JIMMY LEWIS, "Da Fastest." Shaper for champions. He's been shaping boards since the age of 12, with over 50 years of boards slicing through waters like a shark. His shapes, featuring rail curves and rocker lines that flow both magically and skillfully from his hands into the boards that those lucky enough to ride experience. It's something hard to describe, a mastery only few among the myriad of shapers attain. He's not going to change those shapes to fit the whims of fashion. People can go elsewhere for those boards. His boards contain what he calls the "golden ratio," something he's figured out through time and templates and grinding enough foam dust to fill an arena, that arena full of stars who've taken his shapes and even those not stars who've done better for themselves than they could have done otherwise. Call it mana, call it magic, call it a shark with a skill hard to come by.
Jimmy was pretty quick as a rider as well, shaping boards for prototypes. He also crafted the boards from start to finish, engineering the process for production models like this one here.
Jimmy at Weymouth with one of his speed guns. He made them for Fred Haywood, Pascal Maka, and Erik Beale, breaking all kinds of records.
Your first windsurfing experience? "Kihei across the street from Suda Store. A friend had one of those original 12' Windsurfers (plastic kind) and a pal and I took it out there and struggled in the howling wind." . Favorite minute of windsurfing?"Just before we were going to leave for the Canary Islands for the 1986 Nabisco Speed week, I took my new 8'1" X 13" wide speed board with the 4msq Gaastra speed sail for a test run and the acceleration I was getting was something that I'd never felt before on a windsurfer. This gave me the confidence that "I might have a chance" to do well in this event, if the wind was as strong."

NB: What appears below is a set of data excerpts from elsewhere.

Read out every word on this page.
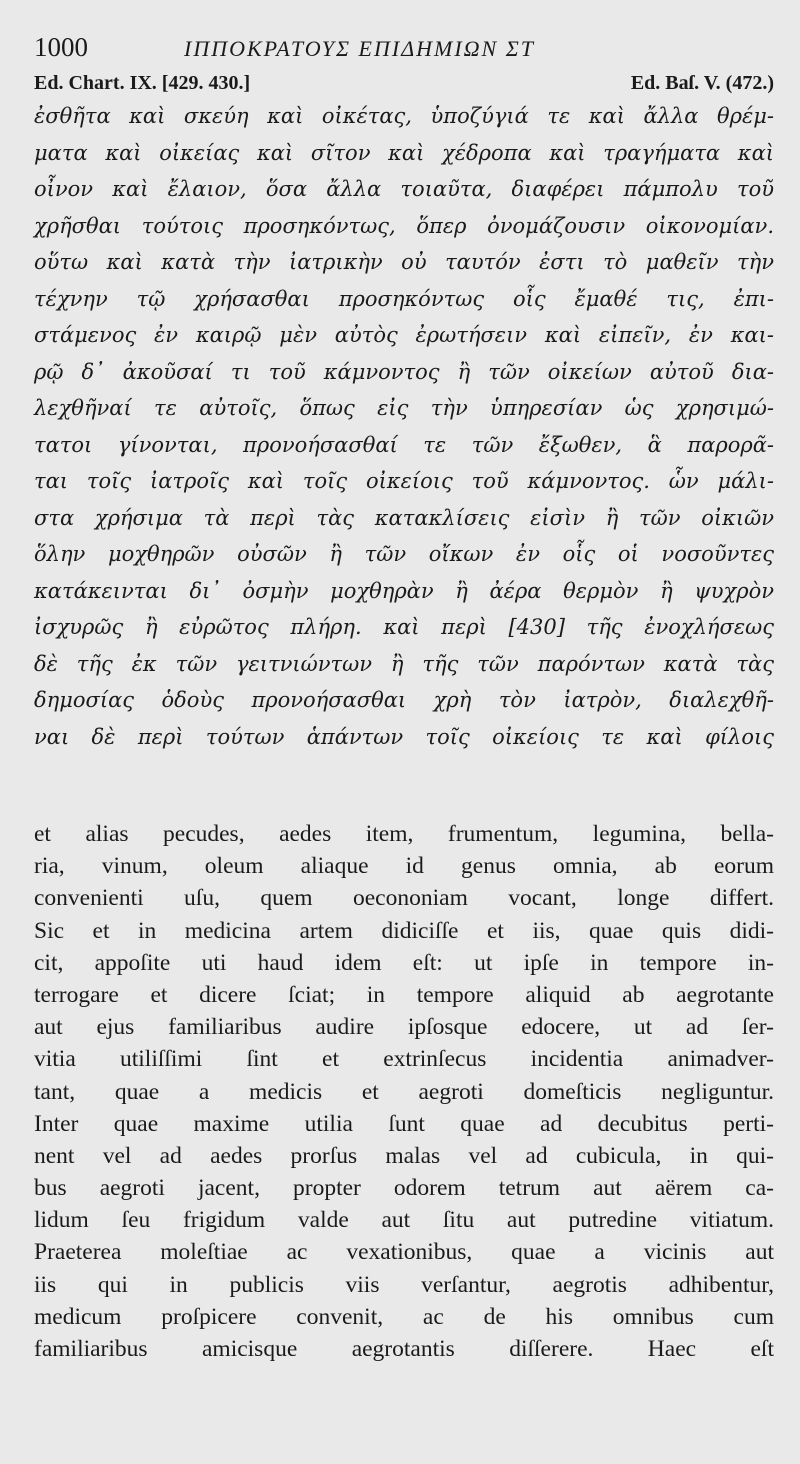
1000	ΙΠΠΟΚΡΑΤΟΥΣ ΕΠΙΔΗΜΙΩΝ ΣΤ
Ed. Chart. IX. [429. 430.]	Ed. Baſ. V. (472.)
ἐσθῆτα καὶ σκεύη καὶ οἰκέτας, ὑποζύγιά τε καὶ ἄλλα θρέμ-
ματα καὶ οἰκείας καὶ σῖτον καὶ χέδροπα καὶ τραγήματα καὶ
οἶνον καὶ ἔλαιον, ὅσα ἄλλα τοιαῦτα, διαφέρει πάμπολυ τοῦ
χρῆσθαι τούτοις προσηκόντως, ὅπερ ὀνομάζουσιν οἰκονομίαν.
οὕτω καὶ κατὰ τὴν ἰατρικὴν οὐ ταυτόν ἐστι τὸ μαθεῖν τὴν
τέχνην τῷ χρήσασθαι προσηκόντως οἷς ἔμαθέ τις, ἐπι-
στάμενος ἐν καιρῷ μὲν αὐτὸς ἐρωτήσειν καὶ εἰπεῖν, ἐν και-
ρῷ δ᾽ ἀκοῦσαί τι τοῦ κάμνοντος ἢ τῶν οἰκείων αὐτοῦ δια-
λεχθῆναί τε αὐτοῖς, ὅπως εἰς τὴν ὑπηρεσίαν ὡς χρησιμώ-
τατοι γίνονται, προνοήσασθαί τε τῶν ἔξωθεν, ἃ παρορᾶ-
ται τοῖς ἰατροῖς καὶ τοῖς οἰκείοις τοῦ κάμνοντος. ὧν μάλι-
στα χρήσιμα τὰ περὶ τὰς κατακλίσεις εἰσὶν ἢ τῶν οἰκιῶν
ὅλην μοχθηρῶν οὐσῶν ἢ τῶν οἴκων ἐν οἷς οἱ νοσοῦντες
κατάκεινται δι᾽ ὀσμὴν μοχθηρὰν ἢ ἀέρα θερμὸν ἢ ψυχρὸν
ἰσχυρῶς ἢ εὐρῶτος πλήρη. καὶ περὶ [430] τῆς ἐνοχλήσεως
δὲ τῆς ἐκ τῶν γειτνιώντων ἢ τῆς τῶν παρόντων κατὰ τὰς
δημοσίας ὁδοὺς προνοήσασθαι χρὴ τὸν ἰατρὸν, διαλεχθῆ-
ναι δὲ περὶ τούτων ἁπάντων τοῖς οἰκείοις τε καὶ φίλοις
et alias pecudes, aedes item, frumentum, legumina, bella-
ria, vinum, oleum aliaque id genus omnia, ab eorum
convenienti uſu, quem oecononiam vocant, longe differt.
Sic et in medicina artem didiciſſe et iis, quae quis didi-
cit, appoſite uti haud idem eſt: ut ipſe in tempore in-
terrogare et dicere ſciat; in tempore aliquid ab aegrotante
aut ejus familiaribus audire ipſosque edocere, ut ad ſer-
vitia utiliſſimi ſint et extrinſecus incidentia animadver-
tant, quae a medicis et aegroti domeſticis negliguntur.
Inter quae maxime utilia ſunt quae ad decubitus perti-
nent vel ad aedes prorſus malas vel ad cubicula, in qui-
bus aegroti jacent, propter odorem tetrum aut aërem ca-
lidum ſeu frigidum valde aut ſitu aut putredine vitiatum.
Praeterea moleſtiae ac vexationibus, quae a vicinis aut
iis qui in publicis viis verſantur, aegrotis adhibentur,
medicum proſpicere convenit, ac de his omnibus cum
familiaribus amicisque aegrotantis diſſerere. Haec eſt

What would you like to be remembered for in this sport? "Making the fastest boards during "our" reign in speed sailing."
From the colors, would say this was Pascal Maka, Erik Beale, and maybe Roddy Lewis? All mudsharks. All fast as shit. Photo Jan Cas Smit
Mike could ride a door, but having Jimmy shape for him got him here. Photo Weston.
Erik Beale's quiver.
Fred and Jimmy were one.
Jimmy shaped a board at Mana Surfboards for Mike Waltze, three years before Sailboards Maui. One for Mark Robinson, too.
Jimmy with sons Marlon and Fred, lol. (He made Fred, too). Jimmy has made all flavors of windsurfing offshoots, like the flavor du jour foil board seen here.